Con questa risposta entriamo nel cuore della filosofia che dovrebbe essere a fondamento dei beni comuni, perché l’Arch. Marabello sottolinea la necessità non solo della condivisione di un bene o di uno spazio ma soprattutto del “riconoscimento” o meglio l’attribuzione di bene comune che di esso ne fanno con l’agire o ne danno col “sentire” i cittadini. Esempio semplice potrebbe essere considerato lo stesso “Stretto di Messina” ma per rendere le cose un po’ più complicate parliamo del semplice affaccio allo Stretto, la c.d. “passeggiata a mare”. In questo caso non vi è dubbio che vi sia il “riconoscimento” ma vi è anche l’uso libero e senza vincoli dell’area ?

La risposta, anche in questo caso è quella del Proff. Paolo Maddalena: “Il «territorio», in altri termini, appare come uno «spazio di libertà» entro il quale trovano possibilità di svolgimento le capacità e i caratteri dei singoli e della collettività considerata nel suo insieme, considerata soprattutto in quelle specificità culturali che caratterizzano un popolo, e che si estrinsecano, come si diceva, nella cultura e in ciò che da questa deriva”.

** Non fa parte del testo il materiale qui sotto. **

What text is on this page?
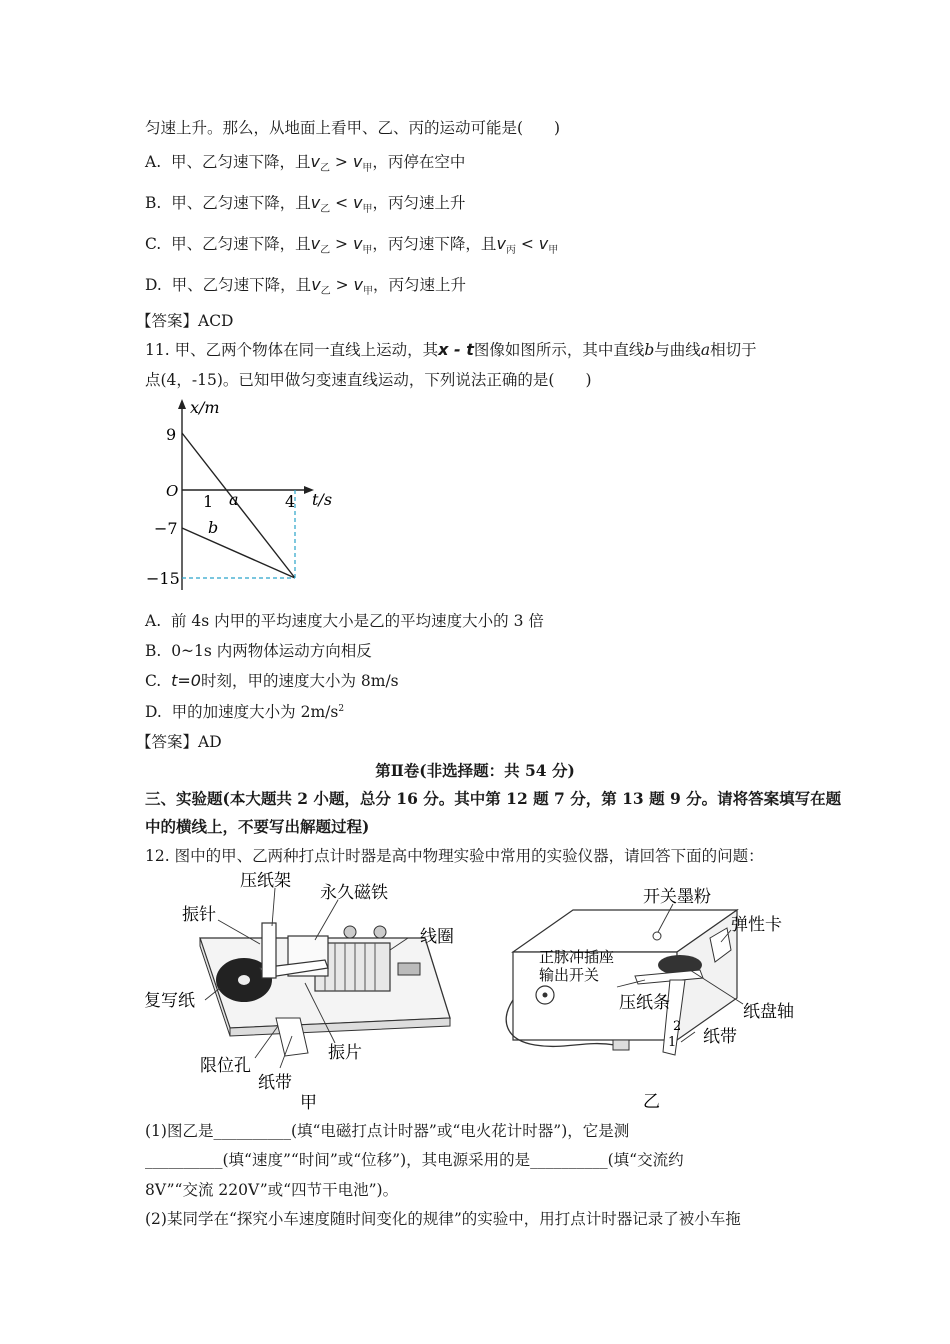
匀速上升。那么，从地面上看甲、乙、丙的运动可能是(　　)
A. 甲、乙匀速下降，且$v_乙 > v_甲$，丙停在空中
B. 甲、乙匀速下降，且$v_乙 < v_甲$，丙匀速上升
C. 甲、乙匀速下降，且$v_乙 > v_甲$，丙匀速下降，且$v_丙 < v_甲$
D. 甲、乙匀速下降，且$v_乙 > v_甲$，丙匀速上升
【答案】ACD
11. 甲、乙两个物体在同一直线上运动，其x - t图像如图所示，其中直线b与曲线a相切于
点(4，-15)。已知甲做匀变速直线运动，下列说法正确的是(　　)
x/m
t/s
O
9
−7
−15
1	4
a
b
A. 前 4s 内甲的平均速度大小是乙的平均速度大小的 3 倍
B. 0~1s 内两物体运动方向相反
C. t=0时刻，甲的速度大小为 8m/s
D. 甲的加速度大小为 $2m/s^2$
【答案】AD
第Ⅱ卷(非选择题：共 54 分)
三、实验题(本大题共 2 小题，总分 16 分。其中第 12 题 7 分，第 13 题 9 分。请将答案填写在题
中的横线上，不要写出解题过程)
12. 图中的甲、乙两种打点计时器是高中物理实验中常用的实验仪器，请回答下面的问题：
压纸架
永久磁铁
振针
线圈
复写纸
振片
限位孔
纸带
甲
开关墨粉
弹性卡
正脉冲插座
输出开关
压纸条	纸盘轴
纸带
2
1
乙
(1)图乙是__________(填“电磁打点计时器”或“电火花计时器”)，它是测
__________(填“速度”“时间”或“位移”)，其电源采用的是__________(填“交流约
8V”“交流 220V”或“四节干电池”)。
(2)某同学在“探究小车速度随时间变化的规律”的实验中，用打点计时器记录了被小车拖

Se questo è vero, che differenza c’è tra bene comune e bene collettivo ?

“Il bene comune, continua Marabello, diventa tale quando più soggetti condividono questi spazi, ad esempio un giardinetto non esattamente pubblico può diventare pubblico perché è utilizzato da più soggetti che riconoscono in quel luogo un luogo in cui si hanno relazioni sociali che lo rendono tale. Per cui non è detto che un bene collettivo- pubblico nella sua accezione proprietaria diventi di per sé un bene comune. Alcune volte abbiamo dei -cortocircuiti- per cui uno spazio semi-privato acquista in un quartiere un valore talmente forte per cui diventa un bene comune anche se la proprietà rimane privata”.

L’esempio dell’isola pedonale è quello che ha visto l’esperto condividere l’idea che essa pur essendo un bene pubblico che era utilizzato ai fini della circolazione stradale si sia trasformato in un bene collettivo dove convergono più soggetti che “a vario titolo ne hanno la cura, esercitano i loro diritti, l’abbelliscono, ecc.).

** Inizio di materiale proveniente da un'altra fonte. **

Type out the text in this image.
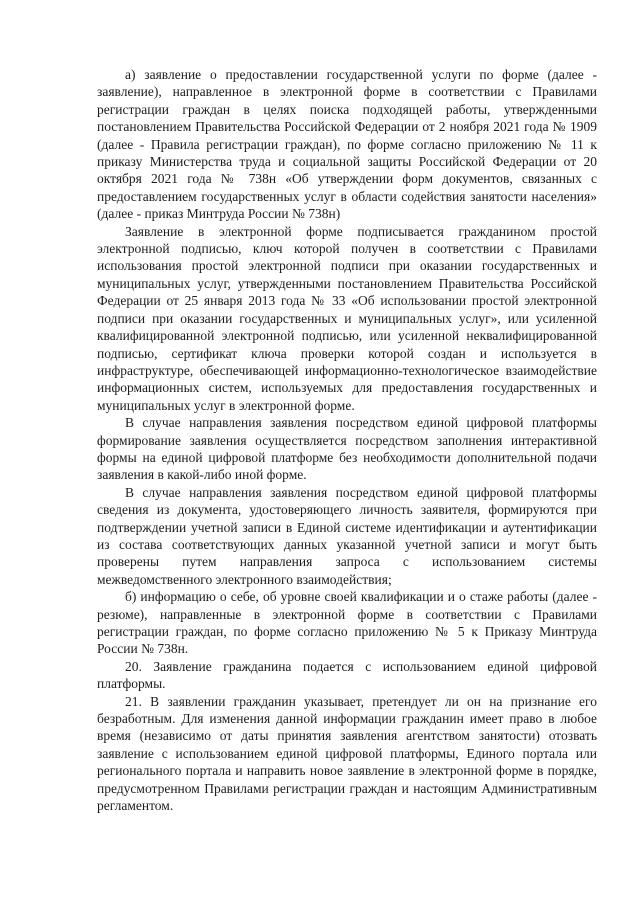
а) заявление о предоставлении государственной услуги по форме (далее - заявление), направленное в электронной форме в соответствии с Правилами регистрации граждан в целях поиска подходящей работы, утвержденными постановлением Правительства Российской Федерации от 2 ноября 2021 года № 1909 (далее - Правила регистрации граждан), по форме согласно приложению № 11 к приказу Министерства труда и социальной защиты Российской Федерации от 20 октября 2021 года № 738н «Об утверждении форм документов, связанных с предоставлением государственных услуг в области содействия занятости населения» (далее - приказ Минтруда России № 738н)

Заявление в электронной форме подписывается гражданином простой электронной подписью, ключ которой получен в соответствии с Правилами использования простой электронной подписи при оказании государственных и муниципальных услуг, утвержденными постановлением Правительства Российской Федерации от 25 января 2013 года № 33 «Об использовании простой электронной подписи при оказании государственных и муниципальных услуг», или усиленной квалифицированной электронной подписью, или усиленной неквалифицированной подписью, сертификат ключа проверки которой создан и используется в инфраструктуре, обеспечивающей информационно-технологическое взаимодействие информационных систем, используемых для предоставления государственных и муниципальных услуг в электронной форме.

В случае направления заявления посредством единой цифровой платформы формирование заявления осуществляется посредством заполнения интерактивной формы на единой цифровой платформе без необходимости дополнительной подачи заявления в какой-либо иной форме.

В случае направления заявления посредством единой цифровой платформы сведения из документа, удостоверяющего личность заявителя, формируются при подтверждении учетной записи в Единой системе идентификации и аутентификации из состава соответствующих данных указанной учетной записи и могут быть проверены путем направления запроса с использованием системы межведомственного электронного взаимодействия;

б) информацию о себе, об уровне своей квалификации и о стаже работы (далее - резюме), направленные в электронной форме в соответствии с Правилами регистрации граждан, по форме согласно приложению № 5 к Приказу Минтруда России № 738н.

20. Заявление гражданина подается с использованием единой цифровой платформы.

21. В заявлении гражданин указывает, претендует ли он на признание его безработным. Для изменения данной информации гражданин имеет право в любое время (независимо от даты принятия заявления агентством занятости) отозвать заявление с использованием единой цифровой платформы, Единого портала или регионального портала и направить новое заявление в электронной форме в порядке, предусмотренном Правилами регистрации граждан и настоящим Административным регламентом.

“Il compito dell’architetto è quello di immergersi nei processi sociali che non siano solo limitati al progetto o alla progettualità tecnica ed è questo lo scopo del laboratorio, innanzitutto cogliere quello che c’è già in città per stimolare la presenza attiva della cittadinanza. Pertanto faremo una ricognizione di quei beni, di quelle aree abbandonate, che possono diventare luogo sperimentale o di stimolo di questi processi sociali. In altri termini proveremo ad incrociare le richieste che vengono dalla cittadinanza per tradurle in politiche amministrative che nel rispetto delle competenze dei vari assessorati possano tradursi in atti concreti, regolamenti usi civici e quant’altro “.

Ipotizzando che questa esperienza vada bene possiamo ipotizzare anche la messa a disposizione di beni anche da parte di privati?

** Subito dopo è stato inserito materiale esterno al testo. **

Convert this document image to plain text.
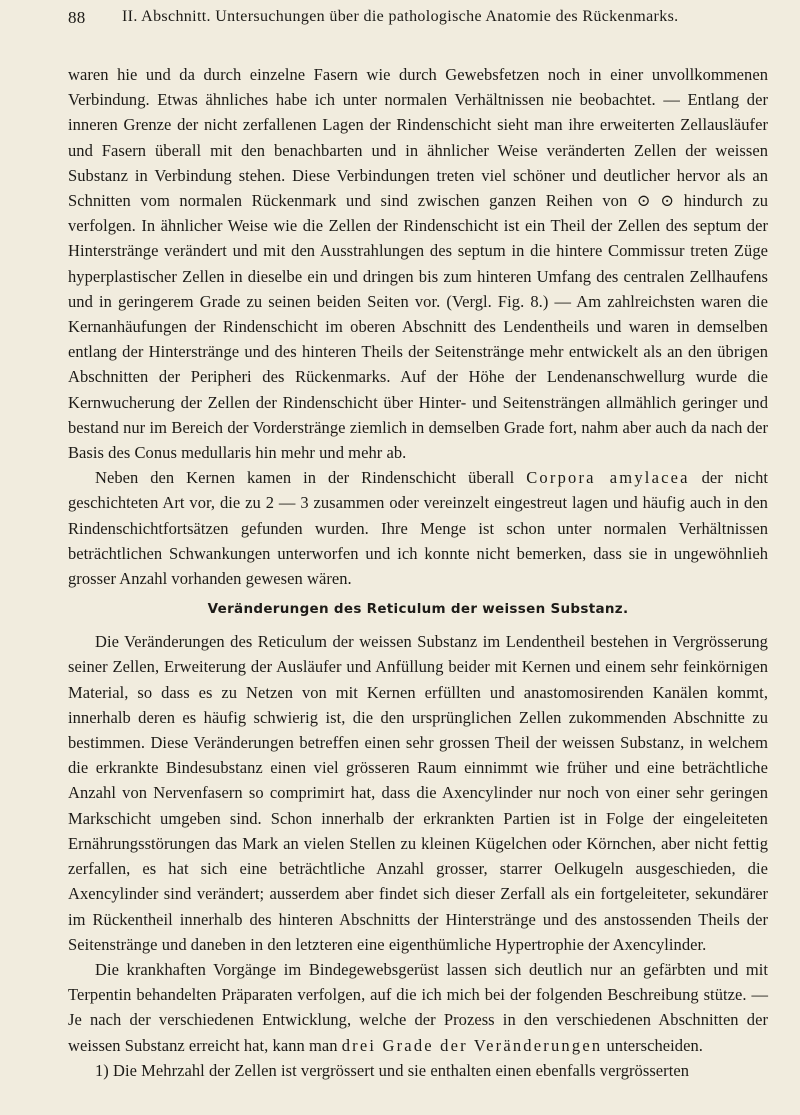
88 II. Abschnitt. Untersuchungen über die pathologische Anatomie des Rückenmarks.

waren hie und da durch einzelne Fasern wie durch Gewebsfetzen noch in einer unvollkommenen Verbindung. Etwas ähnliches habe ich unter normalen Verhältnissen nie beobachtet. — Entlang der inneren Grenze der nicht zerfallenen Lagen der Rindenschicht sieht man ihre erweiterten Zellausläufer und Fasern überall mit den benachbarten und in ähnlicher Weise veränderten Zellen der weissen Substanz in Verbindung stehen. Diese Verbindungen treten viel schöner und deutlicher hervor als an Schnitten vom normalen Rückenmark und sind zwischen ganzen Reihen von ⊙ ⊙ hindurch zu verfolgen. In ähnlicher Weise wie die Zellen der Rindenschicht ist ein Theil der Zellen des septum der Hinterstränge verändert und mit den Ausstrahlungen des septum in die hintere Commissur treten Züge hyperplastischer Zellen in dieselbe ein und dringen bis zum hinteren Umfang des centralen Zellhaufens und in geringerem Grade zu seinen beiden Seiten vor. (Vergl. Fig. 8.) — Am zahlreichsten waren die Kernanhäufungen der Rindenschicht im oberen Abschnitt des Lendentheils und waren in demselben entlang der Hinterstränge und des hinteren Theils der Seitenstränge mehr entwickelt als an den übrigen Abschnitten der Peripheri des Rückenmarks. Auf der Höhe der Lendenanschwellurg wurde die Kernwucherung der Zellen der Rindenschicht über Hinter- und Seitensträngen allmählich geringer und bestand nur im Bereich der Vorderstränge ziemlich in demselben Grade fort, nahm aber auch da nach der Basis des Conus medullaris hin mehr und mehr ab.

Neben den Kernen kamen in der Rindenschicht überall Corpora amylacea der nicht geschichteten Art vor, die zu 2 — 3 zusammen oder vereinzelt eingestreut lagen und häufig auch in den Rindenschichtfortsätzen gefunden wurden. Ihre Menge ist schon unter normalen Verhältnissen beträchtlichen Schwankungen unterworfen und ich konnte nicht bemerken, dass sie in ungewöhnlieh grosser Anzahl vorhanden gewesen wären.

Veränderungen des Reticulum der weissen Substanz.

Die Veränderungen des Reticulum der weissen Substanz im Lendentheil bestehen in Vergrösserung seiner Zellen, Erweiterung der Ausläufer und Anfüllung beider mit Kernen und einem sehr feinkörnigen Material, so dass es zu Netzen von mit Kernen erfüllten und anastomosirenden Kanälen kommt, innerhalb deren es häufig schwierig ist, die den ursprünglichen Zellen zukommenden Abschnitte zu bestimmen. Diese Veränderungen betreffen einen sehr grossen Theil der weissen Substanz, in welchem die erkrankte Bindesubstanz einen viel grösseren Raum einnimmt wie früher und eine beträchtliche Anzahl von Nervenfasern so comprimirt hat, dass die Axencylinder nur noch von einer sehr geringen Markschicht umgeben sind. Schon innerhalb der erkrankten Partien ist in Folge der eingeleiteten Ernährungsstörungen das Mark an vielen Stellen zu kleinen Kügelchen oder Körnchen, aber nicht fettig zerfallen, es hat sich eine beträchtliche Anzahl grosser, starrer Oelkugeln ausgeschieden, die Axencylinder sind verändert; ausserdem aber findet sich dieser Zerfall als ein fortgeleiteter, sekundärer im Rückentheil innerhalb des hinteren Abschnitts der Hinterstränge und des anstossenden Theils der Seitenstränge und daneben in den letzteren eine eigenthümliche Hypertrophie der Axencylinder.

Die krankhaften Vorgänge im Bindegewebsgerüst lassen sich deutlich nur an gefärbten und mit Terpentin behandelten Präparaten verfolgen, auf die ich mich bei der folgenden Beschreibung stütze. — Je nach der verschiedenen Entwicklung, welche der Prozess in den verschiedenen Abschnitten der weissen Substanz erreicht hat, kann man drei Grade der Veränderungen unterscheiden.

1) Die Mehrzahl der Zellen ist vergrössert und sie enthalten einen ebenfalls vergrösserten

È stato già precisato che questa esperienza potrebbe riguardare anche delle aree private che sono in totale stato d’abbandono e che in qualche maniera abbiano una valenza per la città o per un gruppo di cittadini che riversano in questi spazi, in queste aree una idea. Perché non dobbiamo pensare solo in grande scala ma vi possono essere piccoli ambiti, in alcune zone, dove è più sentito il concetto di socialità dei ragazzini e quindi con l’uso collettivo del bene.

Possiamo provocatoriamente e nell’ottica di questa filosofia dire alla vecchia signora di lasciare i suoi beni al Comune invece che alle “Suore” ?

Anche in questo caso io non la vedrei solo dal punto di vista patrimoniale, io mi tolgo questa cosa… Ma “lasciare” alla città, la quale deve produrre dei regolamenti e delle disposizioni da cui emergano non solo delle risposte ai bisogni ma anche come sostenere questi beni.

In definitiva anche l’Architetto come l’Economista concludono i loro interventi con un cenno, anche legittimo, ai costi di gestione dei “beni comuni”. Dimenticano, tuttavia, che prima di parlare di costi, il bene collettivo e quindi la sua filosofia deve ancora nascere o quantomeno rinascere. “Una costante dei sistemi giuridici moderni è rappresentata dalla distribuzione dei beni in tre aree: privata, pubblica e collettiva…sono i rapporti qualitativi tra queste che connotano definitivamente un sistema»”, (Stefano Rotodà).